Cargaa Cult
The Quinta do Mocho housing estate outside Lisbon is the cradle of a uniquely African take on techno
[Pictured top to bottom: DJ Firmeza, K-30, DJ Kolt & DJ Perigoso]
In many respects, Nervoso had created an African take on techno. Where Detroit innovators forced disco into repetitive machine loops, Nervoso had done the same with Angolan rhythms, creating mighty, trance-inducing locked grooves. He quickly became the most in-demand local DJ.

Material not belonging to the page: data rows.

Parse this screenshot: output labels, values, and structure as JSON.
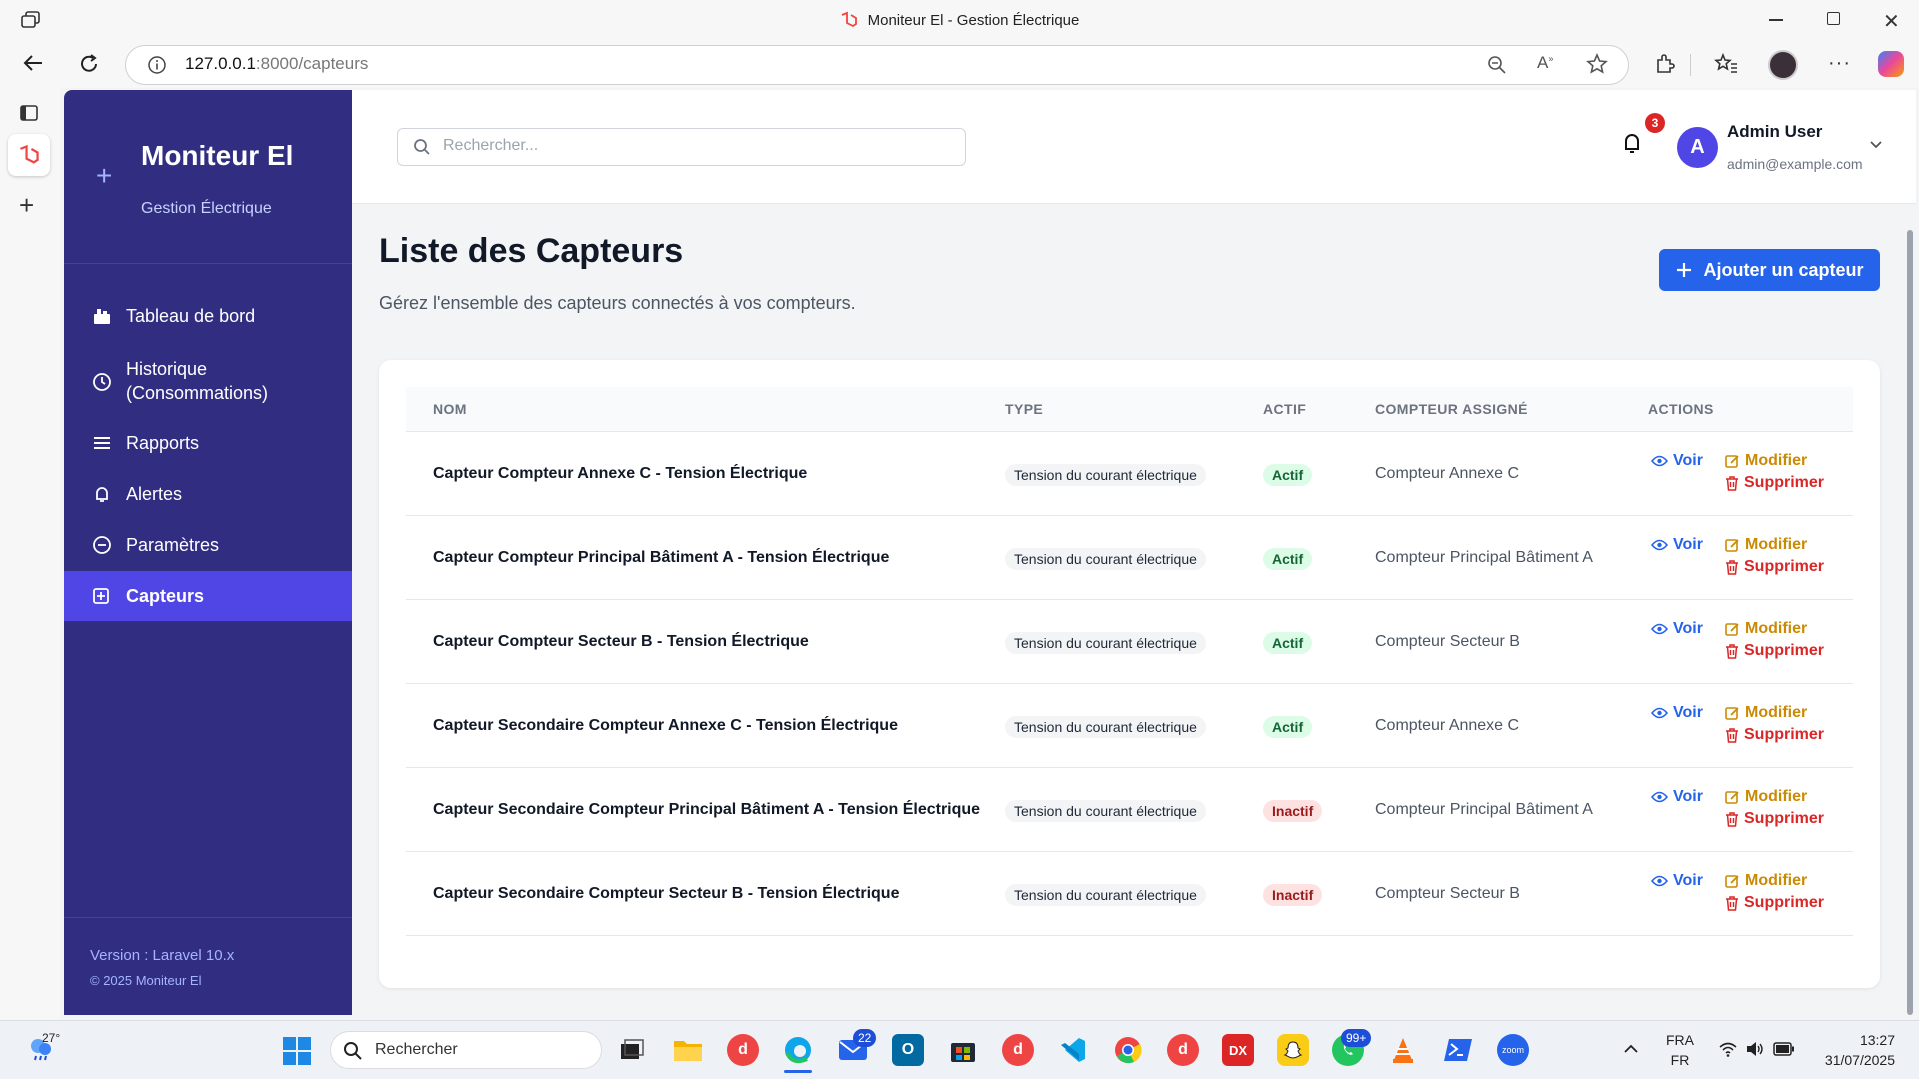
{
  "browser": {
    "window_title": "Moniteur El - Gestion Électrique",
    "url_host": "127.0.0.1",
    "url_path": ":8000/capteurs"
  },
  "sidebar": {
    "brand_title": "Moniteur El",
    "brand_subtitle": "Gestion Électrique",
    "items": [
      {
        "label": "Tableau de bord",
        "icon": "dashboard-icon"
      },
      {
        "label": "Historique",
        "label2": "(Consommations)",
        "icon": "clock-icon"
      },
      {
        "label": "Rapports",
        "icon": "menu-lines-icon"
      },
      {
        "label": "Alertes",
        "icon": "bell-icon"
      },
      {
        "label": "Paramètres",
        "icon": "settings-icon"
      },
      {
        "label": "Capteurs",
        "icon": "sensor-icon",
        "active": true
      }
    ],
    "version": "Version : Laravel 10.x",
    "copyright": "© 2025 Moniteur El"
  },
  "header": {
    "search_placeholder": "Rechercher...",
    "notification_count": "3",
    "avatar_letter": "A",
    "user_name": "Admin User",
    "user_email": "admin@example.com"
  },
  "page": {
    "title": "Liste des Capteurs",
    "subtitle": "Gérez l'ensemble des capteurs connectés à vos compteurs.",
    "add_button": "Ajouter un capteur"
  },
  "table": {
    "columns": [
      "NOM",
      "TYPE",
      "ACTIF",
      "COMPTEUR ASSIGNÉ",
      "ACTIONS"
    ],
    "actions": {
      "view": "Voir",
      "edit": "Modifier",
      "delete": "Supprimer"
    },
    "rows": [
      {
        "name": "Capteur Compteur Annexe C - Tension Électrique",
        "type": "Tension du courant électrique",
        "status": "Actif",
        "meter": "Compteur Annexe C"
      },
      {
        "name": "Capteur Compteur Principal Bâtiment A - Tension Électrique",
        "type": "Tension du courant électrique",
        "status": "Actif",
        "meter": "Compteur Principal Bâtiment A"
      },
      {
        "name": "Capteur Compteur Secteur B - Tension Électrique",
        "type": "Tension du courant électrique",
        "status": "Actif",
        "meter": "Compteur Secteur B"
      },
      {
        "name": "Capteur Secondaire Compteur Annexe C - Tension Électrique",
        "type": "Tension du courant électrique",
        "status": "Actif",
        "meter": "Compteur Annexe C"
      },
      {
        "name": "Capteur Secondaire Compteur Principal Bâtiment A - Tension Électrique",
        "type": "Tension du courant électrique",
        "status": "Inactif",
        "meter": "Compteur Principal Bâtiment A"
      },
      {
        "name": "Capteur Secondaire Compteur Secteur B - Tension Électrique",
        "type": "Tension du courant électrique",
        "status": "Inactif",
        "meter": "Compteur Secteur B"
      }
    ]
  },
  "taskbar": {
    "weather_temp": "27°",
    "search_label": "Rechercher",
    "mail_badge": "22",
    "whatsapp_badge": "99+",
    "lang_top": "FRA",
    "lang_bottom": "FR",
    "time": "13:27",
    "date": "31/07/2025",
    "dx_label": "DX",
    "zoom_label": "zoom"
  },
  "colors": {
    "sidebar_bg": "#312e81",
    "sidebar_active": "#4f46e5",
    "primary": "#2563eb",
    "active_badge_bg": "#dcfce7",
    "inactive_badge_bg": "#fee2e2",
    "edit": "#ca8a04",
    "delete": "#dc2626"
  }
}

It was around this time that a local teenager called Marlon Silva started hanging around Nervoso's parties. He met him at a friend's house party in 2004 and was enthralled by the older DJ's style. Block party convention stated that DJs should stick to a playlist of Angolan pop and American r'n'b, but Nervoso was ripping up the rule book and ramping the party with his banging, skeletal productions. Marlon, who was already dabbling in DJing himself under the name Marfox (a reference to his constant playing of Nintendo's Star Fox game) decided to do the same. He got hold of a copy of Fruity Loops and got Nervoso to show him the ropes.
"Nervoso was the entry point," he remembers as we walk the sun-baked streets of Quinta do Mocho. "After Nervoso the sound started being accepted in different neighbourhoods, and each generation has opened the way to the next to be free to play their own productions in their DJ sets."